A Shallow Vet is an animal doc that you’re really not sure you want anywhere near fido. In contrast, today’s Nice Price or Crack Pipe Shala Vette is a custom fiberglass buggy by the famous designer Dick Dean, and you need to decide if its price makes it a dog.
You know why we don’t do motorcycles here very often? It’s because you guys freak out over them. Once the furor died down a bit, yesterday’s 1970 Kawasaki A1SS did manage to roll away with a 60% Nice Price win. Good times indeed.
Do you lay in bead night after night, pooled in sweat, staring at the ceiling and unable to sleep because of your lamentation of a world bereft of a vehicle that is a mashup of a C3 Corvette and Disneyland Autopia car? Well, change those sheets and stop counting sheep, because today’s 1969 Shala Vette is here to put your mind to rest.
Dick Dean was born Richard Dean Sawitskas, but was dubbed Dick Dean by a syllabically challenged Autorama announcer, and the shorter version stuck. A graduate of Pasadena’s prestigious Art Center, College of Design, where he studied under none other than Strother MacMinn, Dean opened a customizing business in Michigan after a short and unhappy stint at a steel mill.
It wasn’t until hooking up with George Barris in 1959 that Dean’s fortunes took a turn for the fortunate, and he started to make a name for himself. After moving to California, Dean worked his way up to running Barris’ Kustom City shop where he oversaw the creation of a number of custom creations for which Barris of course took all the credit.
One of Dean’s interests was Dune Buggies, having built a number of Meyers Manx cars, and eventually designing his own Beetle in disguise, the gull wing’d Shalako. That car led to Malcolm Bricklin commissioning Dean to develop the former Subaru importer’s namesake folly. Before that however, it led to the object of our attention today, the Shala Vette.
What the heck is a Shala Vette? Well, it’s a dune buggy that looks like a kiddy car version of the C3 Corvette. As such, it’s a fiberglass body on a shortened VW platform powered by a VW flat four... out in the back.
Only about 10 of the Shala Vette bodies were ever made, and while they turn up for sale from time to time rarely do you find them in as nice a shape as this one. Yeah, that’s pretty subjective as this Shala does evidence its age as the gel coat appears dull and there is wear on some of the hard edges.

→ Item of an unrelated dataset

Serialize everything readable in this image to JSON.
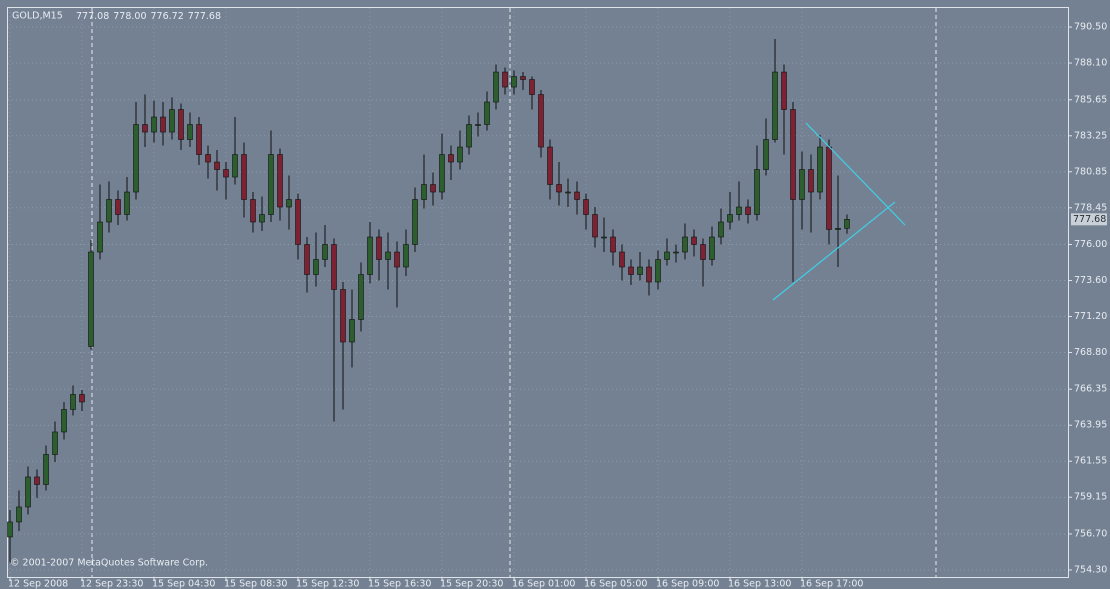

The interior is a plastic tub on the VW's waffled floor and into that have been placed a pair of vinyl and fabric seats, probably donated from a van. The ad claims the pan underneath all that is free of rust and it appears that the car has disc brakes up front, which is a plus.
The seller also says that the car runs and drives despite having been in storage for the past ten years. If its owner hasn’t maintained its non-op status then the cool gold-on-blue California plates may not be presently usable. ’69 was the first year those were made available.
Dean oversaw a lot of custom cars for TV shows and the movies, and you might remember the Shala Vette from the 1975 trashploitation flick, Death Race 2000 where a heavily modified one was piloted by the star and mortifyingly embarrassing death experiencer David Carradine.
While it’s cartoonish in the extreme, the Shala Vette has a provenance, and seeing as this one’s apparently in drivable shape - albeit with what looks to be a grab bar instead of a windscreen - that raises the question, what is it worth?
The seller of this Shala is asking $3,500 to take it off his hands. You now need to vote on whether than’s a deal or not. What do you think, is this Dick Dean custom worth that kind of cash? Or, is this Shala’s price a shall not?